When this recession hit, Americans were slow to get angry. And history tells us they will not stay angry for long. Why resent a rich man or woman when, if things go right, you could be one? Unemployment may be almost 10 per cent but America is, after all, a land of opportunity, of easily scaled ladders reaching from shanty towns to the heavens. A 2006 Brookings Institution report found, ”The majority of Americans surveyed believe that they will be above mean income in the future (even though that is a mathematical impossibility).”

What is now discomfiting is that many European countries, including Denmark, Germany and France, are more socially mobile than America. Not only are fewer people moving upwards: fewer are moving outwards. In 2008, the total number of Americans who moved house was less than it was in 1962, when the population was half the size. Springsteen moved up, and remains a symbol of what might be possible: Democrats and Republicans alike laud him.

When Woody Guthrie, the ”Shakespeare in overalls”, sang for men rumbling along in box cars in the mid-1930s, biographer Joel Klein says he was amazed by the impact his songs had.

Grown men grew misty-eyed and choked up as they sang along: ”The whiney old ballads his mother had taught him were a bond that all country people shared; and now, for the migrants, the songs were all that was left of the land. It wasn’t just entertainment, he was performing their past.”

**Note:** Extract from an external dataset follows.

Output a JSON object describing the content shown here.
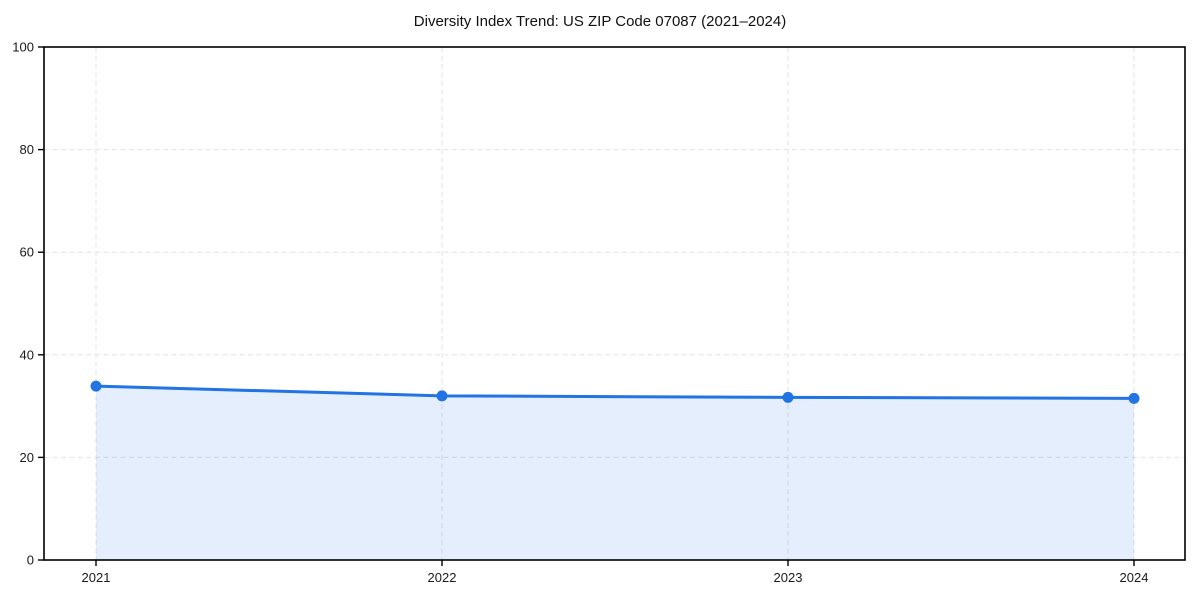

By performing the past, you remind people of their resilience in the face of trouble, of their ability to survive blows by staring down their fears. This is why a Springsteen concert, sung in the midst of the swamplands of Jersey, can make middle-aged men weep.

He sings of a shared past, of solidarity, endurance in the face of hardship, and longing for a better life. You can take away a job, a house, and a stadium, but not dignity, and not self-worth.

Hard times come, they chanted, then hard times go.

So come on, architects of the economic collapse: bring on your wrecking ball.